Ex-ministro Maílson da Nóbrega critica PT como obstáculo ao desenvolvimento econômico do Brasil

Economista aponta visão ultrapassada do partido, resistência a reformas e risco de crise fiscal em poucos anos; lançamento de livro destaca nove entraves ao crescimento
Por: Brado Jornal 18.fev.2026 às 07h19
Ex-ministro Maílson da Nóbrega critica PT como obstáculo ao desenvolvimento econômico do Brasil
Waldemir Barreto/Agência Senado
O ex-ministro da Fazenda Maílson da Nóbrega afirmou, em entrevista concedida ao Poder360 nesta terça-feira (17 de fevereiro de 2026), que o Partido dos Trabalhadores (PT) representa um dos principais impedimentos para que o Brasil alcance o status de nação rica.

Segundo o economista, de 83 anos e sócio da Tendências Consultoria, o PT mantém-se preso a ideias econômicas originadas no final do século 19, inspiradas em partidos de esquerda europeus da época, que pregavam controle estatal dos meios de produção e gasto público elevado como motor de crescimento.

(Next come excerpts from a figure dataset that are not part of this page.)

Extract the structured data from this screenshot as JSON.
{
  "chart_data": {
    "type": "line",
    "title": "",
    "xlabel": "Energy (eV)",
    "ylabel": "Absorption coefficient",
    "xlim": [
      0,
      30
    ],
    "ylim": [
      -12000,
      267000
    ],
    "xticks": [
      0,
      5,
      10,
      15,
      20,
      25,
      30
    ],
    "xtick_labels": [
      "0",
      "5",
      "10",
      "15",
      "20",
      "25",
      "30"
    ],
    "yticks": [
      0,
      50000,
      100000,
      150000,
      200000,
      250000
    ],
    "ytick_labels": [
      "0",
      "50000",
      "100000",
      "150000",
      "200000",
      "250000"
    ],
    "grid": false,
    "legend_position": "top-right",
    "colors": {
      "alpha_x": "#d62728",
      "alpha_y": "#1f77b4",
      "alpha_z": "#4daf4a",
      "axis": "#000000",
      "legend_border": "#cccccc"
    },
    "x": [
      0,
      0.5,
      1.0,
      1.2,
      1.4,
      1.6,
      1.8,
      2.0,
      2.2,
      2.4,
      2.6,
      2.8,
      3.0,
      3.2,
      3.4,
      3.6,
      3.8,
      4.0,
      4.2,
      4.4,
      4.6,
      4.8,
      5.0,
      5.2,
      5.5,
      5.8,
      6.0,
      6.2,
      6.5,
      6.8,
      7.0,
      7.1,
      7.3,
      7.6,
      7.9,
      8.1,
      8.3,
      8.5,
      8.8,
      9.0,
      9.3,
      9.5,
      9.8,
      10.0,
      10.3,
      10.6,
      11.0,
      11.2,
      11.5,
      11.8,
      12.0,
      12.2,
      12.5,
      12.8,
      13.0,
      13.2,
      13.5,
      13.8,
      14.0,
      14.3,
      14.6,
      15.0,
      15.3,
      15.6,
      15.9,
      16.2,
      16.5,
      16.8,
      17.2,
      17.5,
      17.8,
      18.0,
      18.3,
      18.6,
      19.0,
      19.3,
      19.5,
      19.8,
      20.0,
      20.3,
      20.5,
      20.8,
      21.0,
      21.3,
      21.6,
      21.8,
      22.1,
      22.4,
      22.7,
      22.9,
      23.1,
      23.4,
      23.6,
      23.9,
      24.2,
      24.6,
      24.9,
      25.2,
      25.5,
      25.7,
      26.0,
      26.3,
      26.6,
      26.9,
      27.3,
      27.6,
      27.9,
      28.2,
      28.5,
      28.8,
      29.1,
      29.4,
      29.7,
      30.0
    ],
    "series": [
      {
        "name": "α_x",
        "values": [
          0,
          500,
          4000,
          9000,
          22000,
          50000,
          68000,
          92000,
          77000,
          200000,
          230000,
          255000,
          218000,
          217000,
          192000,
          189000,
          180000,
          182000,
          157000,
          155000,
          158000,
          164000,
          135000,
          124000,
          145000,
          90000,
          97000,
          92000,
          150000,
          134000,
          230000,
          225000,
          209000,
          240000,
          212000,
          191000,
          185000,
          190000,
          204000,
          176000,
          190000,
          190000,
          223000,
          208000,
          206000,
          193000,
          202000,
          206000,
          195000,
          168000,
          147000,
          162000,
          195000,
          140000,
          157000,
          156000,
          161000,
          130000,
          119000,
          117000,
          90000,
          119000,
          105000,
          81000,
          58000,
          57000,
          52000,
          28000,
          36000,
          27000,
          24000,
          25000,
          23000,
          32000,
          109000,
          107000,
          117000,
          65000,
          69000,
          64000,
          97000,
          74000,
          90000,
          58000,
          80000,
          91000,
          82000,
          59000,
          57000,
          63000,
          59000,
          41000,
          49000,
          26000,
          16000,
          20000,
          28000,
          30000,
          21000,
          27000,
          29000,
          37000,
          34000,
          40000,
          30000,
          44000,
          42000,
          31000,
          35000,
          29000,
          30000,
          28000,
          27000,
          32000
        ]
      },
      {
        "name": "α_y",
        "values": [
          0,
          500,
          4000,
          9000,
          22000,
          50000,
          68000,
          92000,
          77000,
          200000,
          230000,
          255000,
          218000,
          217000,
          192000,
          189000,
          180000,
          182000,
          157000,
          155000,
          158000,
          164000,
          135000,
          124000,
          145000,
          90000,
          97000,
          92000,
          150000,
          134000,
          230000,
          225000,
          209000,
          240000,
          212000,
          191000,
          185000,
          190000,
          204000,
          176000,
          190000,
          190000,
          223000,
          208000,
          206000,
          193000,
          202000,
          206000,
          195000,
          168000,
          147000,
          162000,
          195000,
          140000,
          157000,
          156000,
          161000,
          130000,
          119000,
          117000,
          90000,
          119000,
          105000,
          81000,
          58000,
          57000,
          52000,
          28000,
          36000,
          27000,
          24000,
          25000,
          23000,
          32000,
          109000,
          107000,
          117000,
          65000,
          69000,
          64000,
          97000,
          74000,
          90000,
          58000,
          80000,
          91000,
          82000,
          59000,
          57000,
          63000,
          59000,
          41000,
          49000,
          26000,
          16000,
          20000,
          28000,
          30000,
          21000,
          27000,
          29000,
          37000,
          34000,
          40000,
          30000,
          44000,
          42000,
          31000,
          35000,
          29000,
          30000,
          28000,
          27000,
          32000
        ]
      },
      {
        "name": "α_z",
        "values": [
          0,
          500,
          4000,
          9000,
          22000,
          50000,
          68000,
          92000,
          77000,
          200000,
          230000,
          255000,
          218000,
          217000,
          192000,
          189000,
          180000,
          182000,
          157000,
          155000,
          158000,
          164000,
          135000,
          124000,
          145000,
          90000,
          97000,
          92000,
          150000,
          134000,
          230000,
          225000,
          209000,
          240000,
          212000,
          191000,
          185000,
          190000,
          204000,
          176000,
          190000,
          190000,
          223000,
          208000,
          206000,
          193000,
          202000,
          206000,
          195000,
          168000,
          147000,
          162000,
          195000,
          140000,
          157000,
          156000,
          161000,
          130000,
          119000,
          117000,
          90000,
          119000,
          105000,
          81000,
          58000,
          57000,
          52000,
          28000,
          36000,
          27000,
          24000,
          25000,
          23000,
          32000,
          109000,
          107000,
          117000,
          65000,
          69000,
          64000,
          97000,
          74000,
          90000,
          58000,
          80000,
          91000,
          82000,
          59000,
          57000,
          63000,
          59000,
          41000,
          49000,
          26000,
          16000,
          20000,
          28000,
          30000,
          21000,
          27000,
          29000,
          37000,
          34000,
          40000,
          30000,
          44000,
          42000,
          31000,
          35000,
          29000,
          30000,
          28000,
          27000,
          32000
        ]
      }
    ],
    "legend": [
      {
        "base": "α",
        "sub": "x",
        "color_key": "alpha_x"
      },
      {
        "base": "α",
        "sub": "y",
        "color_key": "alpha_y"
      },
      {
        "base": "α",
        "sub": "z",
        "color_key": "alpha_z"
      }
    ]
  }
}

Ele observa que esses partidos evoluíram ao longo do século 20, especialmente após a Segunda Guerra Mundial, aceitando a economia de mercado como base para o desenvolvimento e o Estado como instrumento para reduzir desigualdades, uma transição que, na avaliação dele, o PT não realizou.

Maílson argumenta que essa orientação leva o partido a rejeitar reformas necessárias para elevar a produtividade, como privatizações de grandes estatais (Petrobras, Banco do Brasil e Correios, com salvaguardas para serviços essenciais), abertura econômica e redução do peso do Estado. Em vez disso, defende que o foco deveria estar na melhoria da educação, vista por ele como o principal fator para qualificação da mão de obra, inovação e ganhos de produtividade sustentáveis.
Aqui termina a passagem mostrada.